The RDC's vision, incorporated in a report which will soon be made fully public, is a distillation of several development ideas that have been bruited about in recent years -- as well as some new and intriguing ones. Without passing judgment on them at this point, we nevertheless commend the organization for the explicitness of its vision. Public response will help refine that vision and adjustments will no doubt be made before the first shovelful of dirt gets moved.
Some of the RDC's plans will disappoint those who have an attachment to the riverfront icons of the recent past -- the Mud Island monorail, the swimming pool, and the amphitheater in which artists of every stripe have performed.
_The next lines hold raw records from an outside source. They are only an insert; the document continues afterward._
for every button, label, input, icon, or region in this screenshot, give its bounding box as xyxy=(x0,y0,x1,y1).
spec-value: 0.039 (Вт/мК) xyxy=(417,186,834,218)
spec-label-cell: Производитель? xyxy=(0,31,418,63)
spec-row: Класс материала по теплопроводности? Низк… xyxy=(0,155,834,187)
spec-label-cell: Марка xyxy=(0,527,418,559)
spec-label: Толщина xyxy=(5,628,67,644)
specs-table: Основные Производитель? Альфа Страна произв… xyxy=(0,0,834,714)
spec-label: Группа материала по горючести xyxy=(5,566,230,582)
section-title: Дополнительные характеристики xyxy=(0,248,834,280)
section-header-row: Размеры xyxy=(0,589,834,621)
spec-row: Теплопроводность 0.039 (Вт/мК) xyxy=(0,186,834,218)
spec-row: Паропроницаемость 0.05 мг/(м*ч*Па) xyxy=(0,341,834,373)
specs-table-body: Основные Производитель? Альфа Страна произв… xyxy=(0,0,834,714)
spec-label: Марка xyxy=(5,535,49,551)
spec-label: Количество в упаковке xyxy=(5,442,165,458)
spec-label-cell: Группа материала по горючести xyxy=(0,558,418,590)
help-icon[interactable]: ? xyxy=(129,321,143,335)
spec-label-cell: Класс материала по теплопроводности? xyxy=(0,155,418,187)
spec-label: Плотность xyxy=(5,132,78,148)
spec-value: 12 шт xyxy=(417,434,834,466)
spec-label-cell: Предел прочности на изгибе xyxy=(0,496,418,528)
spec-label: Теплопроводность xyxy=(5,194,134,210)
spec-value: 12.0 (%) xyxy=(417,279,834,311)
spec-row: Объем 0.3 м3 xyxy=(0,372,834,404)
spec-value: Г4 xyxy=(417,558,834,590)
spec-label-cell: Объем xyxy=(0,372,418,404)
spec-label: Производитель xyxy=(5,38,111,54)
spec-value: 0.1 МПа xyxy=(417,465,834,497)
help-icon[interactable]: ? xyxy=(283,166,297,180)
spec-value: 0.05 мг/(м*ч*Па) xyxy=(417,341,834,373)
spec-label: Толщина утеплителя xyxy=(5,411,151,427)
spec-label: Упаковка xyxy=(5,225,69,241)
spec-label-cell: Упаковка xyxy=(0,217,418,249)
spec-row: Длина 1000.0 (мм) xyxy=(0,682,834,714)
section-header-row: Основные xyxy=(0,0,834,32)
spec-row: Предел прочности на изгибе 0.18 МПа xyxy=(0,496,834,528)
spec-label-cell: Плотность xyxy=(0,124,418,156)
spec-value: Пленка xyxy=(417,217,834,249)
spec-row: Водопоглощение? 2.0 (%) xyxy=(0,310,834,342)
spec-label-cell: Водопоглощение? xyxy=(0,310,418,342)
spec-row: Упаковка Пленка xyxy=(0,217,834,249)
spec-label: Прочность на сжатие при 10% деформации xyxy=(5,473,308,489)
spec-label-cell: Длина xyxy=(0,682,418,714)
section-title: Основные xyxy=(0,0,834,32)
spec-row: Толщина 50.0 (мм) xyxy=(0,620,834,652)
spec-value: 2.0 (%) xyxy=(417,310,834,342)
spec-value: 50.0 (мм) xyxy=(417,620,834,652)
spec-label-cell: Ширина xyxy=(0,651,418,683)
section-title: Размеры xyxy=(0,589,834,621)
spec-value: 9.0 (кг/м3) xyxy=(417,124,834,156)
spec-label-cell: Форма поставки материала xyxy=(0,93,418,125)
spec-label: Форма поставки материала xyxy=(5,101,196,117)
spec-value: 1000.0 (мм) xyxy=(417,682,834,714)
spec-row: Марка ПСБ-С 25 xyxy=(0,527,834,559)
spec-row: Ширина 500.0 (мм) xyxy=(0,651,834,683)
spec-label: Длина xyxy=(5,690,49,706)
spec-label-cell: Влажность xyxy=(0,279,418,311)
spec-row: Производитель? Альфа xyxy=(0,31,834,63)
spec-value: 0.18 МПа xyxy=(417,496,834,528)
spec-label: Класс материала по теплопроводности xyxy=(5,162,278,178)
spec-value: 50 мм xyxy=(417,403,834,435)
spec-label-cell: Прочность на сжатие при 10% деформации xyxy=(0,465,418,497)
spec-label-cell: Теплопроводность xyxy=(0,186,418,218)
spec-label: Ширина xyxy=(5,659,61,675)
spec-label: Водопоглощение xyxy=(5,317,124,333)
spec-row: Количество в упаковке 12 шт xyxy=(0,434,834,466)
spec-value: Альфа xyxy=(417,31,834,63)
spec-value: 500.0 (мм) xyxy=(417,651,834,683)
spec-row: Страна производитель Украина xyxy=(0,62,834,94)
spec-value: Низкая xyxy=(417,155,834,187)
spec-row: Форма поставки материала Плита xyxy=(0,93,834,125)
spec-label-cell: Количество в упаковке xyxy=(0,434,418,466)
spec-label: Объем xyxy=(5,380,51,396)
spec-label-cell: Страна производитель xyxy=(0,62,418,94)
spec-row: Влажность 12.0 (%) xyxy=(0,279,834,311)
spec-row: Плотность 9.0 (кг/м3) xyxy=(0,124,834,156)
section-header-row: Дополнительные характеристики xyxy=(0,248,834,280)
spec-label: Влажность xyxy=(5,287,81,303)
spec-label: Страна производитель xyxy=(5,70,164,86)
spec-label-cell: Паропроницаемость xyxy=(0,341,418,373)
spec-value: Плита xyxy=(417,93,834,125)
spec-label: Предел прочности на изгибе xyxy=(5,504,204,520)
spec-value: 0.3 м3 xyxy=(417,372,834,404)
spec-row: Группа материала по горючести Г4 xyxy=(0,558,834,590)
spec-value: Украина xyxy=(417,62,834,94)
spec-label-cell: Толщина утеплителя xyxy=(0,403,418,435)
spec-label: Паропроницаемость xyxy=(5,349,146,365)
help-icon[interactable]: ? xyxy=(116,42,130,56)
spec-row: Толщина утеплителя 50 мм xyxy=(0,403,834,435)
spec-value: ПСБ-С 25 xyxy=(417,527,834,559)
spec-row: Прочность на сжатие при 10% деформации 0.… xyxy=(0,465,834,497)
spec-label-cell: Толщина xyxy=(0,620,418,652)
But the fact is the swimming pool is not exactly a recreational mecca, the amphitheater has gone largely unbooked in recent years, and the Mud Island monorail looked both more glamorous and more useful in the movie version of The Firm than it has ever been in reality. If the land bridge imagined by Lendermon, Jernigan, et al. gets built, it should serve not only everyday purposes but as an access point for events and attractions on the reconfigured island.
The bottom line for the RDC's plans is the bottom line. "Make it pay" is the motto, say Lendermon and Jernigan, who imagine, among other things, a major corporation coming to roost on the newly reconstituted Mud Island.
The slogan may not be realistic to those among us who insist on maintaining things according to some idealized vision -- those who, for example, reacted so strongly years ago to a private chain's desire to build a convenience hotel that would front Main Street from the then-vacant grassy square adjoining the Morgan Keegan Building. In retrospect, that structure, though nothing to write home about, was one of the first signs that downtown could have an economically viable future -- sans benefit of artificial or wholly theoretical designs.
We think the RDC has made an impressive first move. What happens next is a matter for public dialogue.
Though there was obvious annoyance on the part of 7th District congressman Ed Bryant, who has waited his turn for a chance to run for statewide office, many were intrigued by the news this week that Tennessee's former governor might run for the U.S. Senate if incumbent Fred Thompson chooses to vacate it. Lamar Alexander came off as a bit of a loser in his futile second try for the presidency in 2000. Too bad, because he was something of a success as governor and as secretary of education. The fact is we rather cotton to the idea of an extended debate between the likes of Bryant and Alexander on the Republican side. Meanwhile, there's Harold Ford Jr. and several of his Democratic congressional colleagues on the other side.
Hmm. Could be an interesting political season after all.